Театр, и в особенности балет, и Парнок и Автор воспринимают как сердцевину петербургской цивилизации. Характерно, что мотивы театра перекликаются с темами детства: «Смородинные улыбки балерин <…> музыканты перепутались, как дриады, ветвями, корнями и смычками <…> — Моложавая бабушка Жизели разливает молоко — должно быть, миндальное» (с. 485). Но несмотря на это, театр в «Египетской марке» непременно соотнесен со смертью [258]. Показательна здесь пунктиром проходящая через всю повесть история смерти певицы Бозио (с. 467–468 и 490), где приезд певицы в Россию предстает как переезд из жизни в смерть. В пятой главе уже Автор восклицает: «Ведь и театр мне страшен, как курная изба, где совершается зверское убийство ради полушубка и валяных сапог» (с. 481). Страх в этом описании сопряжен со смертью и насилием и потому создает неожиданный контакт между петербургским балетом и «страшным порядком», «страхом-бондарем» в сцене самосуда. Крайне интересны в этом плане и как будто бессвязные театральные реплики, завершающие пятую главу. В них, по сути дела, варьируется несколько постоянных мотивов. Один из них — мотив смерти: «Обратите внимание: у античности был амфитеатр, а у нас — у новой Европы — ярусы. И на фресках страшного суда и в опере — единое мироощущение. <…> Как вы думаете, где сидела Анна Каренина?» (с. 485) (тема самоубийства, связанная с Анной Карениной, возникнет и в финале повести). Другой — мотив несвободы и насилия: «Всякий балет до известной степени — крепостной. Нет, нет — тут уж вы со мной не спорьте! <…>…растительное послушание кордебалета <…> — Нет, что ни говорите, а в основе классического танца лежит острастка — кусочек „государственного льда“. <…> Кому билет в ложу. А кому в рожу» (с. 484–485).
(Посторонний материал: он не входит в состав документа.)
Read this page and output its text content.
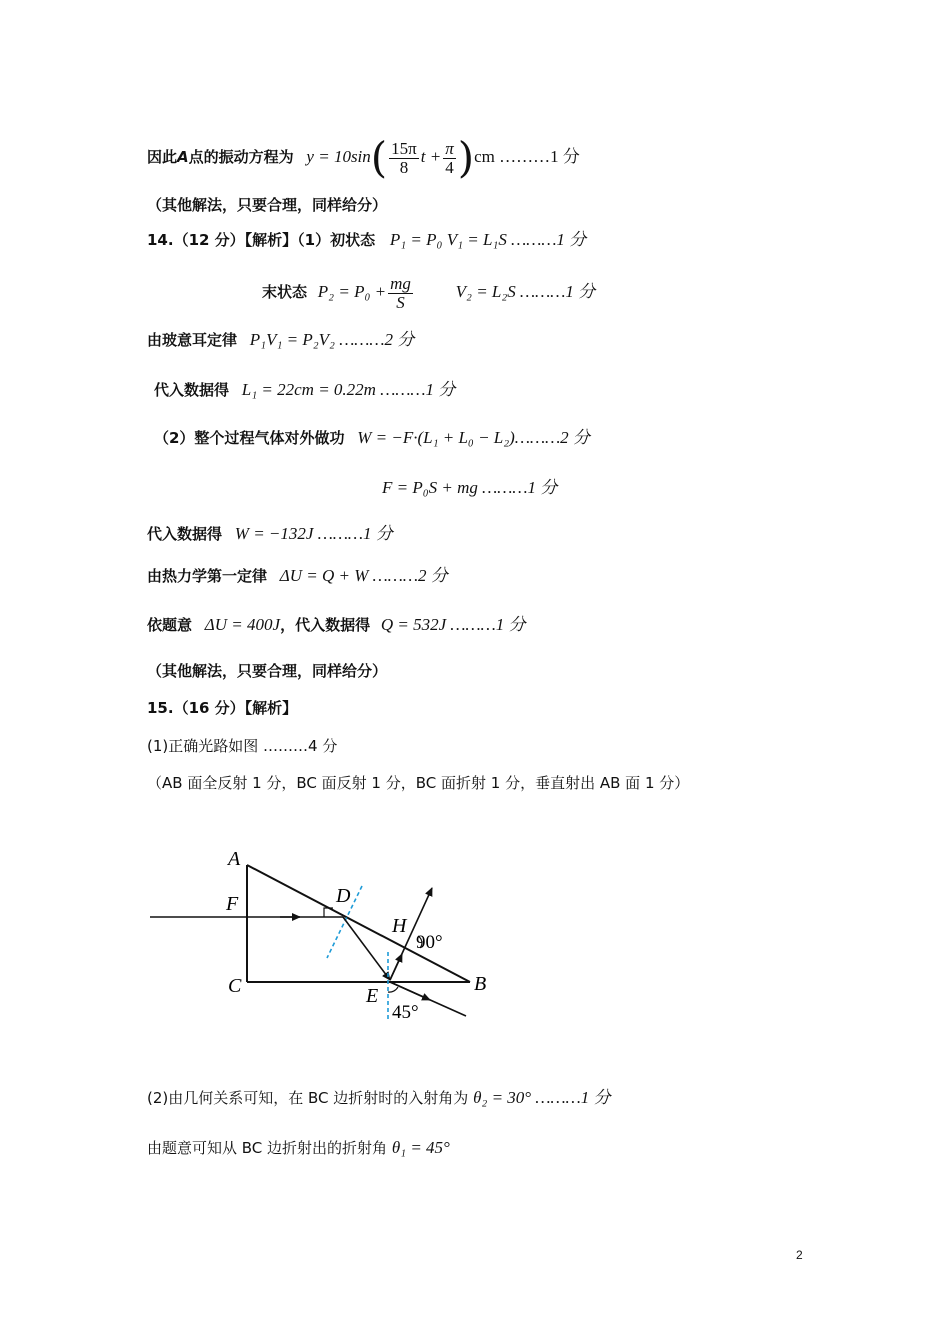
因此A点的振动方程为 $y = 10\sin( \frac{15\pi}{8}$ $t + \frac{\pi}{4} )cm$ ………1 分
（其他解法，只要合理，同样给分）
14.（12 分）【解析】（1）初状态 P₁ = P₀ V₁ = L₁S ………1 分
末状态 $P_2 = P_0 + \frac{mg}{S}$	V₂ = L₂S ………1 分
由玻意耳定律 P₁V₁ = P₂V₂ ………2 分
代入数据得 L₁ = 22cm = 0.22m ………1 分
（2）整个过程气体对外做功 W = −F·(L₁ + L₀ − L₂)………2 分
F = P₀S + mg ………1 分
代入数据得 W = −132J ………1 分
由热力学第一定律 ΔU = Q + W ………2 分
依题意 ΔU = 400J，代入数据得 Q = 532J ………1 分
（其他解法，只要合理，同样给分）
15.（16 分）【解析】
(1)正确光路如图 ………4 分
（AB 面全反射 1 分，BC 面反射 1 分，BC 面折射 1 分，垂直射出 AB 面 1 分）
A
F
C
D
H
E
B
90°
45°
(2)由几何关系可知，在 BC 边折射时的入射角为 θ₂ = 30° ………1 分
由题意可知从 BC 边折射出的折射角 θ₁ = 45°
2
В сущности, семантика смерти и придает «петербургскому тексту» в «Египетской марке» завораживающую торжественность. Так, уже во второй главе звучит предуведомление: «…перед концом, когда температура эпохи вскочила на тридцать семь и три, и жизнь пронеслась по обманному вызову, как грохочущий ночью пожарный обоз по белому Невскому…» (с. 470). Далее эти мотивы развиваются: февраль 1917 года ассоциируется с тем, как «на маслобойню везли глыбы хорошего донного льда. Лед был геометрически-цельный и здоровый, не тронутый смертью и весной. Но на последних дровнях проплыла замороженная в голубом стакане ярко-зеленая хвойная ветка, словно молодая гречанка в открытом гробу» (с. 470, курсив мой. —
Детство и Петербург, сходно воплощая взорванное травмой культурное «мы», вместе с тем придают разные модальности этой утрате. Показателен в этом отношении фрагмент из пятой главы, в котором описывается «бес скандала» — «не катастрофа, но обезьяна ее, подлое превращение, когда на плечах у человека вырастает собачья голова» (с. 483). А. Барзах отмечает связь этого образа с египетской семантикой [259]. Собачья голова на человеческих плечах «рифмуется» еще с одним фрагментом повести — уже цитированным выше описанием убийц в сцене самосуда: «Шли плечи-вешалки, вздыбленные ватой, апраксинские пиджаки, богато осыпанные перхотью, раздражительные затылки и собачьи уши» (с. 475). Перед нами — еще одна версия «петербургской гибельности», еще один вариант связи между культурой и смертью, (саморазрушением: «бес скандала» непосредственно произведен литературой, что подтверждают и очевидные интертекстуальные отсылки к Гоголю и Достоевскому в рассказе о том, как на даче в Павловске «бородатые литераторы… отчехвостили бедного юнца — Ипполита», и прямая историко-литературная «сноска»: «Скандалом называется бес, открытый русской прозой или самой русской жизнью в сороковых, что ли, годах» (с. 483).
Но важна и соотнесенность этого мотива с детством — упомянутая в «детском» контексте первой главы «американская дуэль-кукушка» появляется здесь опять: «Пропала крупиночка: гомеопатическое драже, крошечная доза холодного белого вещества… В те отдаленные времена, когда применялась дуэль-кукушка <…> — эта крупиночка называлась честью» (с. 483). Однако скандал, в силу «гоголевско-достоевских» ассоциаций, вызываемых этим эпизодом, хронологически, на шкале истории культуры явно предшествует изображенному в начале повести миру еврейского детства. Такое движение повести вызывает подозрение в том, что «пропавшая крупиночка» потерялась значительно раньше, чем в годы революции.